A particularly popular biblical heroine in the Netherlands, Mary Magdalene is the focus of the present painting. Behind the saint, a luxurious velvet curtain has been pulled back to reveal fanciful, classicizing architecture amidst verdant hills. The color of the landscape and drapery echo the emerald tonality of the Magdalene’s embroidered, gem-studded bodice, the delicacy of which is enhanced by the gossamer texture of her chemise, its transparency conveyed with remarkable skill. Enveloped in a sumptuous red cloak, her cheeks flushed and blond hair carefully coiffed and bejeweled, the Magdalene is a seductive vision of feminine ideals of beauty as they were defined in the age of Jan Massys. Cradled in her arms, her attribute, an ointment jar, serves as a marker of her virtue, recalling the moment she humbly anoints Christ’s feet.

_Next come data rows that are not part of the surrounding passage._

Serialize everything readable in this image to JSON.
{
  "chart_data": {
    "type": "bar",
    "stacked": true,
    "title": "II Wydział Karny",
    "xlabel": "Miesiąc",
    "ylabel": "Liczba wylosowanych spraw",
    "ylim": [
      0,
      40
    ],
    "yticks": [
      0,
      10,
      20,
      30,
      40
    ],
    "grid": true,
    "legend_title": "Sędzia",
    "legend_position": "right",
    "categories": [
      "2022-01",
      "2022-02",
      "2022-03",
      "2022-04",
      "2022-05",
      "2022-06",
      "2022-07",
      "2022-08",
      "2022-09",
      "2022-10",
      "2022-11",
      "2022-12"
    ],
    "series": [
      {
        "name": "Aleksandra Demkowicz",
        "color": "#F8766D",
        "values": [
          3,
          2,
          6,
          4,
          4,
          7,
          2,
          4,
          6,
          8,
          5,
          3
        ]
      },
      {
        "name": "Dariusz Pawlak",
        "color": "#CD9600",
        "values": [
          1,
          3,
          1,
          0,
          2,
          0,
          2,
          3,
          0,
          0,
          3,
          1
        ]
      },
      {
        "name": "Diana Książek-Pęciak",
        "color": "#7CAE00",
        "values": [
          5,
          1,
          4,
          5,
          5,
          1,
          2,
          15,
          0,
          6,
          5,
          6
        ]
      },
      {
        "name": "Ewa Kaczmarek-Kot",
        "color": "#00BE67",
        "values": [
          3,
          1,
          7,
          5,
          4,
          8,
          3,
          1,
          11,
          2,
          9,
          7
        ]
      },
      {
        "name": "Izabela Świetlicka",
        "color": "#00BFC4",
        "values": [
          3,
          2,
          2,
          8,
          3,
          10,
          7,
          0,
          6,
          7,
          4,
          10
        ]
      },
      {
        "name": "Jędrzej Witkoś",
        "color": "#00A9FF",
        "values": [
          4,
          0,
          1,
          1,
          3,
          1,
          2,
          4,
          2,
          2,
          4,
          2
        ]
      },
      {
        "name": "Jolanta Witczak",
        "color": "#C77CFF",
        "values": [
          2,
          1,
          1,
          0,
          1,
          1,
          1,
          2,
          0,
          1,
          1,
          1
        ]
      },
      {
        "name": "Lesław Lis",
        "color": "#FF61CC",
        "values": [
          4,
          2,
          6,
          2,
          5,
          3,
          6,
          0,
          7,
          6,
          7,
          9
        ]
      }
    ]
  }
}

Jan Massys prominently signed and dated the painting 1571 beneath the ledge at left. The painting appears to have been unknown to Max J. Friedländer and Leontine Buijnsters-Smets, who respectively published a remarkably similar Magdalene that was formerly in the Guimbail collection as an autograph work by Massys (see M. J. Friedlander, Early Netherlandish Painting, XIII, New York and Washington, 1975, p. 76, no. 34, pl. 18; and L. Buijnsters-Smets, Jan Massys. Een Antwerps schilder uit de zestiende eeuw, Zwolle, 1995, p. 205, no. 42). The dimensions of that painting and the present lot are nearly identical, but compositions differ in several respects, including the arrangement of the drapery folds and the rendition of the saint’s face. Indeed, the ex-Guimbail Magdalene’s features are more wooden and overall the execution is far less refined than that of the present painting. Accordingly, the ex-Guimbail painting must surely now be considered to be at best a secondary, workshop version of the present lot, which should be regarded as the prime version of Jan Massys’s composition.
We are grateful to Maria Clelia Galassi for endorsing the attribution to Massys on the basis of a photograph (private communication, 17 November 2020), who notes the painting’s excellent quality. Dr. Galassi will include the painting, which is one of the last dated works by the artist, in her forthcoming monograph, JAN MASSYS (c.1510 - 1573). A Renaissance Painter of the Flemish Beauty.